If you only have a single core then both query executions will use MAXDOP = 1, so that is unlikely to cause any variation. PLE could be a symptom of a deeper issue causing your performance issue, but it's not the root cause. If you're seeing PLE consistently low or has an extreme sawtooth pattern, you may find that determining the root cause of that helps identify this query's problem.

What you're describing doesn't sound like parameter sniffing because your query has no WHERE clause. It sounds like the query is having to read pages from disk on the first execution (physical read) into the buffer cache and subsequent reads are occurring in memory (logical read), which is typically much faster than physical reads.

Take a look at this article for a description of physical vs logical reads. Basically, when you first executed it took 20 seconds and this is caused by reading pages from disk. The next execution wasn't faster due to the trivial change or the new plan (as you stated, the actual plans were identical) but because those data pages were read from memory instead of disk. If you were to flush the buffer cache and re-run the queries again you would likely see the same behaviour - 1st execution = 20 secs, 2nd execution = 1 sec.

You can force this behaviour to occur to see it in real-time. On a non-production server, run the following:

DBCC DROPCLEANBUFFERS

SET STATISTICS IO ON

SELECT * FROM A400RDATA

SET STATISTICS IO OFF

Review the output in the messages pane and note down the Physical Reads and Logical Reads values. Run the below lines again:

SET STATISTICS IO ON

SELECT * FROM A400RDATA

SET STATISTICS IO OFF

Check the output and compare the physical reads and logical reads values again. Physical reads should have dropped significantly, most likely down to 0, and logical reads will be the same or higher, indicating pages are now read from memory without needing to fall back to disk reads. Execution time should be quicker as well.

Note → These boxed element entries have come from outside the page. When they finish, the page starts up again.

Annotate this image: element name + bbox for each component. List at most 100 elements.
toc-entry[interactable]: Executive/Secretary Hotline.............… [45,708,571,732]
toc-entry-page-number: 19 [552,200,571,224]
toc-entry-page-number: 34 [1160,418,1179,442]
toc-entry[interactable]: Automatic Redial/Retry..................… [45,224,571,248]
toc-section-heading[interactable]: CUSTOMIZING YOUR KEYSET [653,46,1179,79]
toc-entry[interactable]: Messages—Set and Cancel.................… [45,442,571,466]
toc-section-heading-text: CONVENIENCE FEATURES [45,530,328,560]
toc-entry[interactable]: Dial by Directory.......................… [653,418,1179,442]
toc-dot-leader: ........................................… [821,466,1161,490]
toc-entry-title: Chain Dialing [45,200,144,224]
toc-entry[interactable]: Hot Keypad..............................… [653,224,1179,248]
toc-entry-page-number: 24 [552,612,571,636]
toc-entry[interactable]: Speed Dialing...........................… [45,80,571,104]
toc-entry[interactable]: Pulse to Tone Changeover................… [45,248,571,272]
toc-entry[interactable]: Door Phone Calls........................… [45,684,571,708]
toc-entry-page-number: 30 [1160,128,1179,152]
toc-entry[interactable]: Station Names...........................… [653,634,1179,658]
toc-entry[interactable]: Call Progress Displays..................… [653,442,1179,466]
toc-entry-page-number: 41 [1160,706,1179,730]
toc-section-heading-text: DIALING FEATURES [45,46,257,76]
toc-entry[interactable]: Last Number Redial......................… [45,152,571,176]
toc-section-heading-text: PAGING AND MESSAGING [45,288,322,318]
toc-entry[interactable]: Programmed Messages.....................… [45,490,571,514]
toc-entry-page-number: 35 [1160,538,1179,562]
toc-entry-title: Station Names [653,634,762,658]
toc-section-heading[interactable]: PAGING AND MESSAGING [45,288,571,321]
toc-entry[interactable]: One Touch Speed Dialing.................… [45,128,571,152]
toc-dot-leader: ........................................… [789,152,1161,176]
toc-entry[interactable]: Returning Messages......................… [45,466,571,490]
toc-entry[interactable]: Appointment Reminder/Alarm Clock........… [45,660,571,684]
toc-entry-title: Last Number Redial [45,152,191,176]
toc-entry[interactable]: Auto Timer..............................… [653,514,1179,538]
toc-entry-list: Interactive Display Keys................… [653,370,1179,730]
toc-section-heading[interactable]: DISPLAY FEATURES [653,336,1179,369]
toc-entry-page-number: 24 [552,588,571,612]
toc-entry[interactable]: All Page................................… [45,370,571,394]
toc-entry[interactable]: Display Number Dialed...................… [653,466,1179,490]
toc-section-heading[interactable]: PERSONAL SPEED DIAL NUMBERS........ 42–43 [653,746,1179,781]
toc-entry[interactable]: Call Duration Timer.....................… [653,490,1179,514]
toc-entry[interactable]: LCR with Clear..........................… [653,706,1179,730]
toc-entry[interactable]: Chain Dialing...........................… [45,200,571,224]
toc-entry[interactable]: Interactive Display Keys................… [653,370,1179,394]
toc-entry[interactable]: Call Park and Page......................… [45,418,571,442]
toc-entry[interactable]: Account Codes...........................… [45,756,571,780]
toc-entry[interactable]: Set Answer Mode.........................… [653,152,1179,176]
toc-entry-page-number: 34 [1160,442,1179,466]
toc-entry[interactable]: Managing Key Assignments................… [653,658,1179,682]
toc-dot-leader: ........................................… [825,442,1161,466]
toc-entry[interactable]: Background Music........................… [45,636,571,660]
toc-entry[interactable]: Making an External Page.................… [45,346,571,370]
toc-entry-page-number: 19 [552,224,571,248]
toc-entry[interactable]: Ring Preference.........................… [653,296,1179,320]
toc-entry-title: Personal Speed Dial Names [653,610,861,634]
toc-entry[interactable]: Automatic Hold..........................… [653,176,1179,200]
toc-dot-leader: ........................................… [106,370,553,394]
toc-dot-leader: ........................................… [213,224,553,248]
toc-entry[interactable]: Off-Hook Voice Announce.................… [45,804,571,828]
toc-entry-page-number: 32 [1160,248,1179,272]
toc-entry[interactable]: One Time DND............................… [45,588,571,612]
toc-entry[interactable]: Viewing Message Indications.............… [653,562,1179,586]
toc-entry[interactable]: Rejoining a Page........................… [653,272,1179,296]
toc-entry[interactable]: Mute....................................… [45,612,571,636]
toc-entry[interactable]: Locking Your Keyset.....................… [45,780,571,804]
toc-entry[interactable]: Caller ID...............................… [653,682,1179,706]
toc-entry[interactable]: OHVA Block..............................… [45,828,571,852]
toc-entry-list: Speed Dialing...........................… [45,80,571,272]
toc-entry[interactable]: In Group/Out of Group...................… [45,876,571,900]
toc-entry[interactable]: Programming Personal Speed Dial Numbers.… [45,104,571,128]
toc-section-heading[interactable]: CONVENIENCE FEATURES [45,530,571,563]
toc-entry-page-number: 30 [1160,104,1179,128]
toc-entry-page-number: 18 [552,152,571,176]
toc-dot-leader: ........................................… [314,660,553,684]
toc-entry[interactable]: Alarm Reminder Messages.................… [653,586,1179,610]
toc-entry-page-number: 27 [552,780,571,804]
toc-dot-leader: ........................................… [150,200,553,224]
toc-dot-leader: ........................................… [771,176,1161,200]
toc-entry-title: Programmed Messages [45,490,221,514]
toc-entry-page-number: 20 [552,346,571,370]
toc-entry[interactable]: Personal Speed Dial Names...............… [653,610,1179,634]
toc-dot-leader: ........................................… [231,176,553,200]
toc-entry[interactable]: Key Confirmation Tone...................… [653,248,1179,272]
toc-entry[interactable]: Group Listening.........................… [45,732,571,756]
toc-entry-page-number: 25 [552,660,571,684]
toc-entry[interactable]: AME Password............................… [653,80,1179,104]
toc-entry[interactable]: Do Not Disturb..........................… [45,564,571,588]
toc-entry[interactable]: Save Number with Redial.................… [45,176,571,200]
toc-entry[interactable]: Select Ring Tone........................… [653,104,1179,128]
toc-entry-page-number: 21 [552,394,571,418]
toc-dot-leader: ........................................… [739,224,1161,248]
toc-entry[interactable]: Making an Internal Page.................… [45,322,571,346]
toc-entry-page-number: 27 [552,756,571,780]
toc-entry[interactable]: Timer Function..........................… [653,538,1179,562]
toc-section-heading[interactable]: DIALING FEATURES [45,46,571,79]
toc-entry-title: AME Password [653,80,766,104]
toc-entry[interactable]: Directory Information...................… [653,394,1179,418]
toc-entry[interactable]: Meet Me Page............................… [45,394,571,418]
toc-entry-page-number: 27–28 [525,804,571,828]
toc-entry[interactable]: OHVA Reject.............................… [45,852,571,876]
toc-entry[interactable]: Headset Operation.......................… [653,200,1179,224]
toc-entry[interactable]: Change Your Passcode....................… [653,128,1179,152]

How do we confirm this in production for queries that have already executed? Well it will be hard to be definitive without having monitoring and metrics collection in place prior, however, if you query sys.dm_exec_query_stats using the plan handle you can get stats on recent executions. Check the last, min and max physical reads. If min is 0 and max is some higher number this indicates some executions are reading from disk. If query execution has returned to 1 sec, last should be 0 or some really low number.

Also check the last, min and max elapsed time columns from that DMF as well to see if there is a variance in executions times for the 20-second execution plan, I suspect there will be. Solarwinds may help you correlate a drop in PLE with the increase in execution times for this query, since a drop in PLE could indicate these data pages aged out/were forced out of the cache and caused the physical reads to increase. Check out this article for useful hints on optimising/managing PLE to maintain your servers performance.